How Intelligent Attribution Modeling Can Benefit Marketers
One of the biggest struggles for marketers today is proving ROI based on their efforts. Attribution modeling may be your solution to demonstrate marketing’s impact on the bottom line.
Need direction to get started? AI Academy for Marketers offers a deep-dive certification course to help marketers make attribution modeling a reality.
If you’re not familiar, AI Academy is an online educational platform that helps you understand, pilot, and scale AI. We created this platform to help marketers gain access to affordable, AI-focused education that advances learning and aids in AI implementation.
Intelligent Attribution Modeling for Marketers is one of the Academy’s certification courses for members. In the course, Katie Robbert (@katierobbert) and Christopher S. Penn (@cspenn) of Trust Insights dive into what attribution modeling is, the different types of attribution models, and best practices for setting up your own analysis.
Keep reading for an overview of the Attribution Modeling Lifecycle from Trust Insights to help you kickstart a flawless attribution model.
What to Expect from the Course
What is attribution analysis and why does every marketing executive demand it?
Attribution modeling is all about who or what gets credit for a business impact you care about.
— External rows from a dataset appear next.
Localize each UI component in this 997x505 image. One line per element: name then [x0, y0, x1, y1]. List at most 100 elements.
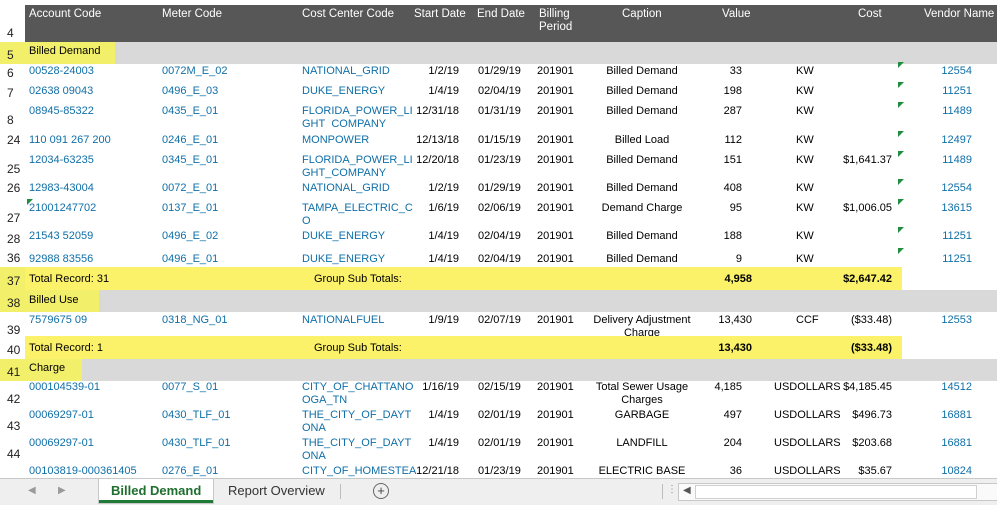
- cell-start-date[interactable]: 1/9/19: [409, 313, 459, 327]
- header-cost-center-code[interactable]: Cost Center Code: [302, 8, 394, 21]
- cell-value[interactable]: 13,430: [700, 313, 752, 327]
- cell-cost-center-code[interactable]: FLORIDA_POWER_LI: [302, 104, 413, 118]
- row-header-40[interactable]: 40: [0, 339, 25, 359]
- cell-account-code[interactable]: 00069297-01: [29, 408, 94, 422]
- cell-unit[interactable]: CCF: [796, 313, 819, 327]
- cell-unit[interactable]: USDOLLARS: [774, 408, 841, 422]
- cell-value[interactable]: 4,185: [700, 380, 742, 394]
- cell-caption[interactable]: Billed Load: [582, 133, 702, 147]
- cell-account-code[interactable]: 12034-63235: [29, 153, 94, 167]
- cell-vendor[interactable]: 11489: [930, 153, 972, 167]
- cell-caption[interactable]: Billed Demand: [582, 229, 702, 243]
- cell-meter-code[interactable]: 0496_E_02: [162, 229, 218, 243]
- cell-billing-period[interactable]: 201901: [537, 408, 574, 422]
- row-header-25[interactable]: 25: [0, 149, 25, 178]
- header-start-date[interactable]: Start Date: [414, 8, 466, 21]
- row-header-43[interactable]: 43: [0, 408, 25, 435]
- cell-cost[interactable]: ($33.48): [820, 313, 892, 327]
- cell-billing-period[interactable]: 201901: [537, 84, 574, 98]
- cell-end-date[interactable]: 02/04/19: [478, 229, 521, 243]
- cell-meter-code[interactable]: 0345_E_01: [162, 153, 218, 167]
- cell-billing-period[interactable]: 201901: [537, 436, 574, 450]
- cell-meter-code[interactable]: 0276_E_01: [162, 464, 218, 478]
- scroll-tabs-right-icon[interactable]: ▶: [58, 485, 66, 496]
- cell-end-date[interactable]: 02/04/19: [478, 252, 521, 266]
- header-caption[interactable]: Caption: [622, 8, 662, 21]
- cell-meter-code[interactable]: 0496_E_01: [162, 252, 218, 266]
- more-options-icon[interactable]: ⋮: [667, 484, 677, 495]
- group-label-charge[interactable]: Charge: [29, 361, 65, 375]
- cell-account-code[interactable]: 02638 09043: [29, 84, 93, 98]
- row-header-42[interactable]: 42: [0, 381, 25, 408]
- cell-meter-code[interactable]: 0072_E_01: [162, 181, 218, 195]
- cell-billing-period[interactable]: 201901: [537, 64, 574, 78]
- cell-account-code[interactable]: 00103819-000361405: [29, 464, 137, 478]
- cell-start-date[interactable]: 12/20/18: [409, 153, 459, 167]
- cell-billing-period[interactable]: 201901: [537, 229, 574, 243]
- cell-billing-period[interactable]: 201901: [537, 133, 574, 147]
- group-label-billed-use[interactable]: Billed Use: [29, 293, 79, 307]
- cell-start-date[interactable]: 1/2/19: [409, 181, 459, 195]
- total-value[interactable]: 4,958: [692, 272, 752, 286]
- cell-vendor[interactable]: 12554: [930, 181, 972, 195]
- cell-start-date[interactable]: 1/6/19: [409, 201, 459, 215]
- cell-meter-code[interactable]: 0435_E_01: [162, 104, 218, 118]
- cell-unit[interactable]: KW: [796, 104, 814, 118]
- cell-meter-code[interactable]: 0430_TLF_01: [162, 408, 231, 422]
- cell-meter-code[interactable]: 0137_E_01: [162, 201, 218, 215]
- cell-unit[interactable]: KW: [796, 84, 814, 98]
- header-vendor-name[interactable]: Vendor Name: [924, 8, 994, 21]
- cell-vendor[interactable]: 10824: [930, 464, 972, 478]
- cell-billing-period[interactable]: 201901: [537, 201, 574, 215]
- total-record-label[interactable]: Total Record: 31: [29, 272, 109, 286]
- cell-start-date[interactable]: 1/4/19: [409, 229, 459, 243]
- cell-unit[interactable]: USDOLLARS: [774, 380, 841, 394]
- row-header-8[interactable]: 8: [0, 102, 25, 129]
- cell-unit[interactable]: KW: [796, 229, 814, 243]
- cell-cost-center-code[interactable]: MONPOWER: [302, 133, 369, 147]
- cell-start-date[interactable]: 12/21/18: [409, 464, 459, 478]
- cell-start-date[interactable]: 1/16/19: [409, 380, 459, 394]
- cell-unit[interactable]: USDOLLARS: [774, 436, 841, 450]
- cell-meter-code[interactable]: 0072M_E_02: [162, 64, 227, 78]
- total-cost[interactable]: ($33.48): [810, 341, 892, 355]
- cell-cost[interactable]: $496.73: [834, 408, 892, 422]
- cell-unit[interactable]: KW: [796, 153, 814, 167]
- cell-end-date[interactable]: 02/04/19: [478, 84, 521, 98]
- total-value[interactable]: 13,430: [692, 341, 752, 355]
- total-cost[interactable]: $2,647.42: [810, 272, 892, 286]
- row-header-41[interactable]: 41: [0, 359, 25, 381]
- cell-value[interactable]: 188: [700, 229, 742, 243]
- cell-cost[interactable]: $4,185.45: [834, 380, 892, 394]
- cell-caption[interactable]: Billed Demand: [582, 84, 702, 98]
- cell-end-date[interactable]: 02/07/19: [478, 313, 521, 327]
- cell-end-date[interactable]: 02/15/19: [478, 380, 521, 394]
- cell-meter-code[interactable]: 0077_S_01: [162, 380, 218, 394]
- cell-meter-code[interactable]: 0430_TLF_01: [162, 436, 231, 450]
- cell-billing-period[interactable]: 201901: [537, 153, 574, 167]
- cell-meter-code[interactable]: 0496_E_03: [162, 84, 218, 98]
- cell-value[interactable]: 287: [700, 104, 742, 118]
- cell-caption[interactable]: Total Sewer Usage: [582, 380, 702, 394]
- cell-vendor[interactable]: 14512: [930, 380, 972, 394]
- cell-start-date[interactable]: 1/4/19: [409, 436, 459, 450]
- cell-cost-center-code[interactable]: NATIONALFUEL: [302, 313, 384, 327]
- cell-vendor[interactable]: 11251: [930, 84, 972, 98]
- cell-start-date[interactable]: 1/4/19: [409, 252, 459, 266]
- row-header-38[interactable]: 38: [0, 290, 25, 312]
- cell-value[interactable]: 198: [700, 84, 742, 98]
- total-record-label[interactable]: Total Record: 1: [29, 341, 103, 355]
- cell-caption[interactable]: Billed Demand: [582, 181, 702, 195]
- cell-vendor[interactable]: 11251: [930, 229, 972, 243]
- cell-end-date[interactable]: 01/15/19: [478, 133, 521, 147]
- spreadsheet-grid[interactable]: 4 Account Code Meter Code Cost Center Co…: [0, 0, 997, 478]
- cell-cost[interactable]: $35.67: [834, 464, 892, 478]
- cell-cost[interactable]: $203.68: [834, 436, 892, 450]
- cell-billing-period[interactable]: 201901: [537, 380, 574, 394]
- cell-vendor[interactable]: 12554: [930, 64, 972, 78]
- cell-cost-center-code[interactable]: DUKE_ENERGY: [302, 84, 385, 98]
- cell-value[interactable]: 112: [700, 133, 742, 147]
- plus-circle-icon[interactable]: +: [373, 483, 389, 499]
- cell-account-code[interactable]: 08945-85322: [29, 104, 94, 118]
- cell-vendor[interactable]: 11489: [930, 104, 972, 118]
This helps marketers understand what is and what’s not working in their marketing strategy.
In this intermediate/expert-level, 3-hour certification, you will learn:
- The 5 methods of attribution analysis
- The 6C Data Quality Framework
- How to structure your attribution analysis correctly
How Does Attribution Modeling Benefit Marketers?
Fair warning: Before taking this course, it’s recommended that students have a high-level understanding of attribution and how it works.
Attribution modeling helps marketers assign credit to touch points in their customer journeys. For example, when you make a sale, which tactic claims the sale? Is it Facebook ads or email newsletters? Attribution modeling removes the confusion to create a clear understanding of where credit is due for a successful conversion.
The second part of the definition is about cause and effect. Being able to prove cause and effect is a vital part of attribution modeling as it helps prove causality in our annual marketing programs. Ask yourself, “Did you cause an effect that caused a business impact?”
So, how does it work?
The Stages of the Attribution Modeling Lifecycle
The Attribution Modeling Lifecycle helps us to conceptualize all of the stages of implementing attribution modeling into our marketing programs. Katie and Chris break down the lifecycle into four stages: planning, data, development, and deployment.
In this stage, we uncover the business requirements and goals of the project.
A helpful way to begin with requirements is to formulate the phrase, “As a (person), I (want to), (so that).” “Person” is your audience, “want to” is your intent, and “so that” is your outcome. An example of this is: “As a CMO, I want to understand which channels are performing, so that I know where to allocate budget and deploy resources.”
Another crucial part of the planning stage is to understand your goals and values. Your goals are critical to the success of attribution modeling implementation. Tips for setting realistic goals include attaching a value to your goal and using software to measure them effectively.
The data stage consists of data requirements, data collection, attribution data Q&A, and data preparation.
The quality of your data affects the quality of the model. Factors you should focus on when considering the quality of your data include if it is clean, complete, comprehensive, chosen, credible, and calculable.
When dealing with data storage, you can track data through spreadsheets and visualization tools (i.e. Tableau). When you’re looking at databases for advanced analytics, make sure it’s secure and user friendly. A key part of data storage is to examine data and we do this through data inspection.
During the development phase, we focus on model selection and evaluation.
There are three types of models you can select when implementing intelligent attribution modeling. These three models include out of the box models, custom models, and AI-driven models.
Out of the box models include first touch attribution, last touch attribution, linear attribution, time decay attribution, and position based attribution. Out of the box models are the easiest to use, but the accuracy of the data is the lowest.
Custom models are useful when you want to build a model that is tailored just for your company. Custom models are not as easy to use, but the accuracy is better than out of the box.
AI-driven models use machine learning to try and understand when things are not always in a given sequence or something is changing rapidly. Just like custom models, AI driven models are not easy to use, but accuracy is the best option of the three.
When you evaluate these models and consider which is best for your company, key factors to focus on include time/resources, budget, and effort/skill sets.
In the last phase of the Attribution Modeling Lifecycle, we focus on model deployment and tuning.
The model we choose is only as good as what it tells us to do. This means that the reporting capabilities of our chosen model equates to how valuable attribution modeling can be in your business. Effective data visualization charts should be clear, clean, complete, concise, cited, and conclusive.